Integrated townships is the way go in future…

A reasonably priced, well-equipped house in the heart of a city has turned to be a utopian concept. Soaring property prices and scarcity of land in central areas have made the development of new realty projects difficult.

However, suburbs and peripheral regions of bigger cities offer space for such developments. Residential units coming up in these areas are affordable compared to the ones available in central region. However, a number of these localities lack quality infrastructure and basic social amenities such as commercial centres, schools and hospitals.

Development of a peripheral location is dependent on the evolution of a local ecosystem, city infrastructure and requires government intervention to a large degree. While safety of inhabitants is still a big concern, connectivity to all the other neighbouring regions remains a challenge in most suburbs.

Thus daily commute into the city for work and otherwise becomes a challenge. It is only when one starts struggling with these factors, that the importance of a ‘suitable location’ is realised. The lure of the city with its convenient public transportation, nightlife and employment opportunities are overpowering and invigorating.

Therefore, integrated township development presents a solution to the problem. Urban planners across metros and big cities are now focusing on the development of mixed, integrated township developments.

Owning a home in an integrated self-sustaining township can minimise these challenges. The landscape of most suburbs has changed in the last 8-10 years. Facilities of urban centres are now getting replicated in most residential suburbs in the form of townships. Thus, townships are now being designed to create an integrated and vibrant community for residents with a focus to improve the quality of life.

There are some direct benefits of township development. As a buyer, one has enough property options in a township. Spanning over a large area, these often include different categories of properties ranging from independent villas to apartments in addition to offices, shopping centres, cinemas, schools, hospitals and other basic amenities required by residents of a fully evolved and developed urban mofusil.

Residents have easy access to local grocery stores, utility centres, health centres, recreational gardens, wellness spas, food courts and other similar amenities within walking distance. They also feature generous landscaping and serene environment for a more meaningful living, all of which are effective enticements for creating a vibrant urban atmosphere.

Moreover, properties in a completed township have better appreciation potential in comparison to a standalone built up property on account of the higher sale-ability factor.

In addition to this, residents have the luxury of more open areas with a sustainable living ecosystem often with low-rise residential and commercial spaces. This is supported by an infrastructure backbone of power, roads, water, robust drainage and sewage systems. Integrated township models provide a holistic living environment and prevent the mushrooming of unplanned urban villages.

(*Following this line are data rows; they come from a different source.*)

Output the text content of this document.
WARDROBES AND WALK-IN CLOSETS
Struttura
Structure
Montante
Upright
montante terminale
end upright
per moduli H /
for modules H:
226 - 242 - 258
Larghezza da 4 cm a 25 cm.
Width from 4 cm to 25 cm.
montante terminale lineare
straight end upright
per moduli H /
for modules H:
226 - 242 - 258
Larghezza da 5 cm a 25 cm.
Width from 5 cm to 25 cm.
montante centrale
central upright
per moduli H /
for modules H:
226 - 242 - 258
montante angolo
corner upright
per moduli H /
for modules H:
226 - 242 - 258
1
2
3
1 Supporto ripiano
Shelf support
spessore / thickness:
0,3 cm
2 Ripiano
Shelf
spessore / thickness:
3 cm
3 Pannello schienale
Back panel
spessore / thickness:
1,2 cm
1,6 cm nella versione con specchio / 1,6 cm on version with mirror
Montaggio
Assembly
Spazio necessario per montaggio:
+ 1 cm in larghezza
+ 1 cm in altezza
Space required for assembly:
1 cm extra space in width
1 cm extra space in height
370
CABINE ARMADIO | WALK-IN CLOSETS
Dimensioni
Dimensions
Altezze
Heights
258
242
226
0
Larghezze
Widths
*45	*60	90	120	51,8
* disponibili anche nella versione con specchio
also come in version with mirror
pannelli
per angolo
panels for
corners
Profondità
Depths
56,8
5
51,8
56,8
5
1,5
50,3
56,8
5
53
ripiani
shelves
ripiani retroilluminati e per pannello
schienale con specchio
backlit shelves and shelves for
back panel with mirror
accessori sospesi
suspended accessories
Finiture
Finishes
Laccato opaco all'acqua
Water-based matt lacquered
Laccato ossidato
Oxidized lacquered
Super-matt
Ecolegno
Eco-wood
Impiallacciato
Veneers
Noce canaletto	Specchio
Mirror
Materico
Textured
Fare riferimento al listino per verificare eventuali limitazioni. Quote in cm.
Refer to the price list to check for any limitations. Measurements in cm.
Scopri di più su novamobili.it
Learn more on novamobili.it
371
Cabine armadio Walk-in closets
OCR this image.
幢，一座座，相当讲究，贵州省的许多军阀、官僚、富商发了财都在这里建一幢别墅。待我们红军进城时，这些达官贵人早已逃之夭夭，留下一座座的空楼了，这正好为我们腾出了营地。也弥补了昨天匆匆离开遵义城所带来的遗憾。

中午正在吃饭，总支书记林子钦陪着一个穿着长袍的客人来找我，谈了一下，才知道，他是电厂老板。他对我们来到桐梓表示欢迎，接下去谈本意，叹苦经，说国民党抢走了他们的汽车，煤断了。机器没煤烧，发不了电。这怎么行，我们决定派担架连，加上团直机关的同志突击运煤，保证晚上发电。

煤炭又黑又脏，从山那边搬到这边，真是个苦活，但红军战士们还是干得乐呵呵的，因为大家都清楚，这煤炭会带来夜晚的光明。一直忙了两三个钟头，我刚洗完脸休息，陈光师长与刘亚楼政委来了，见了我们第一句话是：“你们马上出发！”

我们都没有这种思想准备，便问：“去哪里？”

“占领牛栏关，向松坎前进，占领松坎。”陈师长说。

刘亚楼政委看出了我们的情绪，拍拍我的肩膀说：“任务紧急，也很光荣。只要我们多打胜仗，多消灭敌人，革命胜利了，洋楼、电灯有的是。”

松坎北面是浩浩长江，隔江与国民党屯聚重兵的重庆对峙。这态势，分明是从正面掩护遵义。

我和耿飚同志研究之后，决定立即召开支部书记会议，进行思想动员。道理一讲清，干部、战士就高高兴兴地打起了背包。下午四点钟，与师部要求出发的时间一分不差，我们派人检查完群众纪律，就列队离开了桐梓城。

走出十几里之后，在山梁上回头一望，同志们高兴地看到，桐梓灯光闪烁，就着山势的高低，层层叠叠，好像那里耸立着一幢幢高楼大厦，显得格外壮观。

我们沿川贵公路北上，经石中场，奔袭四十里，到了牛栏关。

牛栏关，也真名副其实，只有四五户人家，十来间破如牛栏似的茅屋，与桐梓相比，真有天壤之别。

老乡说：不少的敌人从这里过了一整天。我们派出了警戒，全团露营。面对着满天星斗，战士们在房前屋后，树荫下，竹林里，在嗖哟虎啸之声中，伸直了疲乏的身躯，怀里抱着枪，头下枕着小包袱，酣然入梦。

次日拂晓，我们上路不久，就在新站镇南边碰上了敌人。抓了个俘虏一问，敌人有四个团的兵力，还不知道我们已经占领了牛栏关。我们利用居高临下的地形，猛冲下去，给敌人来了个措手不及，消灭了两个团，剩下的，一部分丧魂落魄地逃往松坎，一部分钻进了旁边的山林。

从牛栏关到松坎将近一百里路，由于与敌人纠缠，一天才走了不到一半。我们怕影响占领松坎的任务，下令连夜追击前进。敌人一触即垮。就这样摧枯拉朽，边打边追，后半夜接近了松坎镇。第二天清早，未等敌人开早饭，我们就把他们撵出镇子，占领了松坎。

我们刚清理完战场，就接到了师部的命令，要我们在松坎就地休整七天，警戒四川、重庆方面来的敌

But there is need for support from the government and policies to promote such development across our cities. Such a development should be given higher preference and incentivised as this would take away the burden of ever-burgeoning urban population. Developers building townships can be given more developable permits (read FSI) for the development of more units. This will bring more affordability in the housing segment.

And if these developments are linked with the government’s vision of ‘Housing for all by 2022’, the intended target can be achieved sooner. While some states promote township policies, some do not in its entirety. There needs to be uniformity in policies pertaining to the development of townships. As per the current policies across states, townships should involve some portion of the land for affordable housing for the economically weaker section (EWS) and the lower income groups (LIG). These townships aid the development of infrastructure.

Apart from other incentives, there can be challenges in land acquisition. Easier land acquisition coupled with faster construction approvals will facilitate large-scale development of affordable housing under the township policy.

Some progressive state governments such as Rajasthan, Haryana, Maharashtra and Gujarat have already incentivised township development. Similar models can be replicated elsewhere. For example in Gurgaon the government is promoting integrated township projects by going as far as proposing the relaxation of some development norms for such projects. A number of development firms operating in the region, such as DLF, Tata Housing, Experion, Ansal API and IREO, have benefited from the scheme.

Integrated township projects are now the trend for all future development. Developers are attracting buyers with concepts such as ‘walk-to-work’, eco-friendly environment and large open spaces. These developments are liked both by individual buyers looking for a residential space as well as companies looking to expand their businesses within the premise.

These townships are yielding better returns on investments for the investors too. Both prices of the property as well as rental incomes from these townships are steadily rising.

Not only will cities’ congestion but the need for planned expansion and the demand for housing will continue to be the dominant factor that will drive the development of integrated townships.